The U.S. Departments of Health and Human Services, Labor, and the Treasury have issued final rules under the No Surprises Act, largely addressing the Independent Dispute Resolution process and downcoding.
As we previously reported, the U.S. District Court for the Eastern District of Texas issued a ruling that certain Centers for Medicare & Medicaid Services interim rules conflict with the federal No Surprises Act and must be set aside under the Administrative Procedure Act. The Court took particular issue with the rule that an Independent Dispute Resolution (IDR) entity must ordinarily select the offer closest to “the qualifying payment amount” (QPA), typically the median rate the insurer would have paid for the service if provided by an in-network provider or facility.
Following that ruling, HHS published “Federal Independent Dispute Resolution (IDR) Process Guidance for IDR Entities” dated April 2022. That guidance required IDR entities to consider the QPA and information that providers and plans submit during the IDR process. It does not establish the QPA as the presumptive appropriate amount.
Recently, on August 19, 2022, the Departments issued “Requirements Related to Surprise Billing: Final Rules.” The rules finalize requirements related to information that group health plans and health insurance issuers offering group or individual health insurance coverage must share about the QPA, and in consideration of the emerging caselaw.
Independent Dispute Resolution
The final rules further clarify the October 2021 interim final rules requiring IDR entities to select the offer closest to the QPA, unless the IDR entity determined that any additional credible information submitted by the parties demonstrated that the QPA was materially different from the appropriate out-of-network rate. The final rules specify that IDR entities should select the offer that best represents the value of the item or service under dispute after considering the QPA and all permissible information submitted by the parties. In performing this review, IDR entities are to evaluate whether the information provided relates to the payment amount offer submitted by either party, and whether the additional information is credible.

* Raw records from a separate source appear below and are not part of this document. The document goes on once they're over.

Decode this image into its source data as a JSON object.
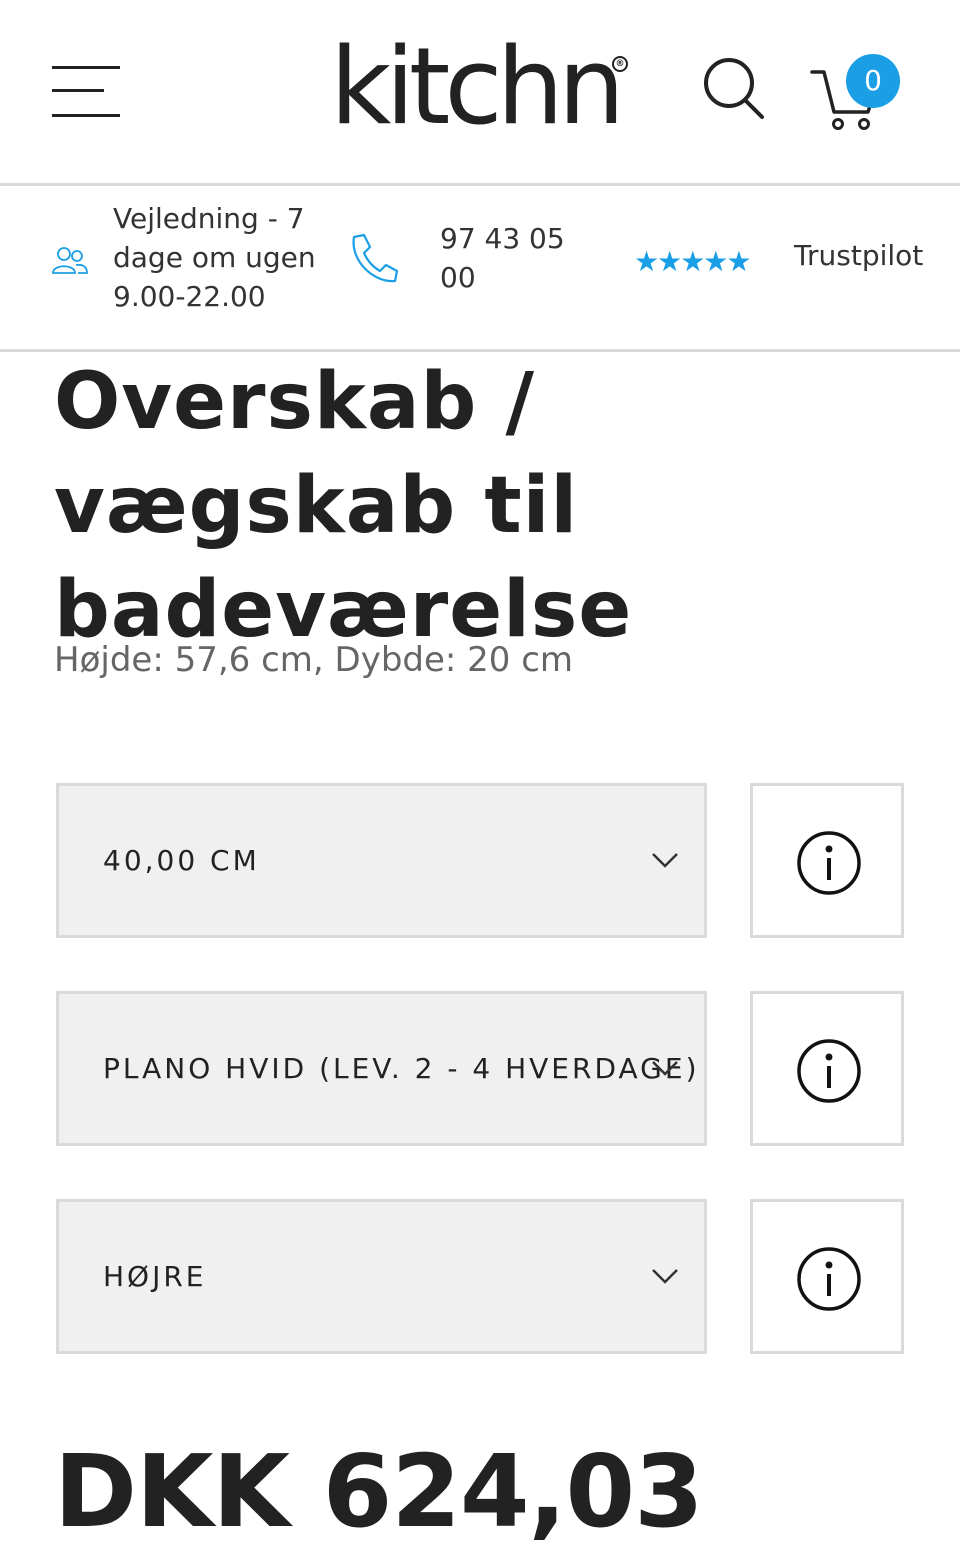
{
  "header": {
    "logo_text": "kitchn",
    "logo_mark": "®",
    "cart_count": "0",
    "icons": [
      "hamburger-menu-icon",
      "search-icon",
      "cart-icon"
    ]
  },
  "infobar": {
    "guide_text": "Vejledning - 7 dage om ugen 9.00-22.00",
    "phone": "97 43 05 00",
    "stars": "★★★★★",
    "trustpilot_label": "Trustpilot",
    "icons": [
      "people-icon",
      "phone-icon",
      "star-icon"
    ]
  },
  "product": {
    "title": "Overskab / vægskab til badeværelse",
    "dimensions": "Højde: 57,6 cm, Dybde: 20 cm",
    "price": "DKK 624,03"
  },
  "options": [
    {
      "value": "40,00 CM"
    },
    {
      "value": "PLANO HVID (LEV. 2 - 4 HVERDAGE)"
    },
    {
      "value": "HØJRE"
    }
  ],
  "colors": {
    "accent": "#1a9ee6",
    "text": "#222222",
    "muted": "#666666",
    "select_bg": "#f0f0f0",
    "border": "#dadada"
  }
}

The IDR entity should also evaluate the information to avoid double counting information that is already accounted for by the QPA or by any of the other information submitted by the parties.
The final rules also finalize provisions of the October 2021 interim final rules requiring IDR entities to explain their payment determinations and underlying rationale in a written decision submitted to the parties and the Departments. The final rules require that the written decision include an explanation of the information that the IDR entity determined as demonstrating that the selected offer is the rate for out-of-network services that best represents the value of the item or service. This includes the weight given to the QPA and any additional credible information regarding the relevant factors.
If the IDR entity relies on additional information or circumstances when selecting an offer, the final rules state that its written decision must include an explanation of why the IDR entity concluded the information was not already reflected in the QPA.
The final rules also clarify requirements for “downcoded” claims, to include information necessary to engage in meaningful negotiations. Previous interim rules described the practice and explained that it was permissible under certain circumstances, but without defining the term. The final rules define downcoding to mean the alteration by a plan or issuer of the service code to another service code or the alteration, addition, or removal by a plan or issuer of a modifier, if the changed code or modifier is associated with a lower QPA than the service code or modifier billed by the provider. Payers are required to:
- Notify providers when downcoding occurs, including notification that the service code or modifier was downcoded;
- Explain why their claim was downcoded; and
- Provide the amount that would have been the QPA had the downcoding or modifier not been downcoded.
With ongoing challenges to the No Surprises Act, providers should continue to monitor changes to this law as it continues to take shape through new rules and additional guidance. We will keep you advised accordingly.